Figure 15. Reparative phase of healing.
Remodeling phase: Immature woven bone is replaced by compact lamellar bone. This phase, the clinically healed bone is made stronger (Figure 16).
Figure 16. Remodeling phase of healing.
Distraction Osteogenesis
It is a process of new bone formation between the surfaces of bone segments gradually separated by incremental traction. Gavriil Ilizarov in 1951 postulated that gradual traction creates stress that stimulate and maintain regeneration and active growth of living tissue (Figure 17).
Figure 17. Gavriil Ilizarov: the pioneer of distraction osteogenesis.
Steps involved include:
Corticotomy/Osteotomy: In general, the cut is first made as a corticotomy. Placement of distracter, after this the corticotomy can be converted to an osteotomy by carefully placing and utilizing chisels.

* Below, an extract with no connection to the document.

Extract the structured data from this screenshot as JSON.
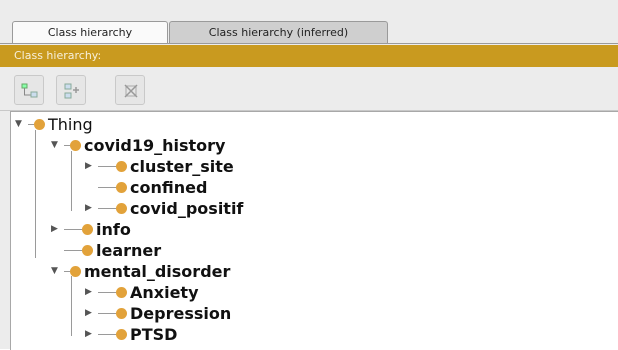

Latency period: A latency period allows the surgical site to pass through the initial inflammatory stages of wound healing, into the reparative phase. For young children 1 to 2 days and for older patients, 5 to 7 days (Figure 18).
Figure 18. Corticotomy and latency phase.
Distraction phase: Once a more fibro cartilaginous bridge is established, start distraction at the rate of 1.0 mm per day. Twice daily (0.5 mm) or thrice daily (0.33) or 0.25 mm four times per day. In younger children, the rate may be increased to 1.5 to 2.0 mm per day (Figure 19).
Figure 19. Distraction phase.
Consolidation and ossification: Once the desired regenerate has been formed, the bone is held in neutral fixation to allow for consolidation and ossification. Later newly formed bone undergoes remodeling (Figure 20).
Figure 20. Consolidation phase.
Thus it is useful for Maxillary lengthening, Mandibular lengthening, Maxillary and Mandibular widening, Lengthening of the Hard palate, Alveolar ridge augmentation and Dental Distraction.
Regional acceleratory phenomenon
Orthopedist Harold Frost recognized that increased cellular activity adjacent to the site of osseous surgery and termed this as RAP. It shows that accelerated bone turnover and decreases in regional bone densities. RAP begins within a few days of surgery, typically peaks at 1 to 2 months, and may take from six to more than 24 months to subside [9,10].
Reactive phase: It involves the inflammatory response followed by granulation tissue formation.
Repairative phase: It involves cartilage callus formation followed by lamellar bone deposition.
Remodeling phase: It involves remodeling of bone. In 1959, Kole reported combining orthodontics with corticotomy surgery and completed active tooth movement in 6-12 weeks (Figure 21).
Figure 21. Vertical interproximal and horizontal osteotomy cuts.
Procedure: A vertical interproximal corticotomy cut and a horizontal osteotomy cut above apices of the teeth to connect above cuts. Using crowns of teeth as handles to move bone blocks (in which one or more teeth present). Active tooth movement is completed in 6-12 weeks.
In 1991, Suya also use the surgical technique differed from Kole’s with substitution of a supra apical corticotomy cut in place of horizontal osteotomy cut. Treatment completed major active tooth movement in 3-4 months. The AOO, is patented by William Wilcko in 1995. He showed the selective labial and lingual decortication of alveolar bone in the area of desired tooth movement by using Accelerated Osteogenic Orthodontics (AOO). Tooth movement 3 times faster than routine orthodontic treatment [8,14] (Figure 22).
Figure 22. Accelerated osteogenic orthodontics.
Bone is a living dynamic connective tissue and has a property of adaptability to functional and applied load by undergoing process of modeling and remodeling is a basis for orthodontics and dentofacial orthopedics. For proper patient selection, risk assessment, treatment planning and retention of desired dentofacial relations, orthodontist must have a thorough knowledge about osseous structure and its metabolism.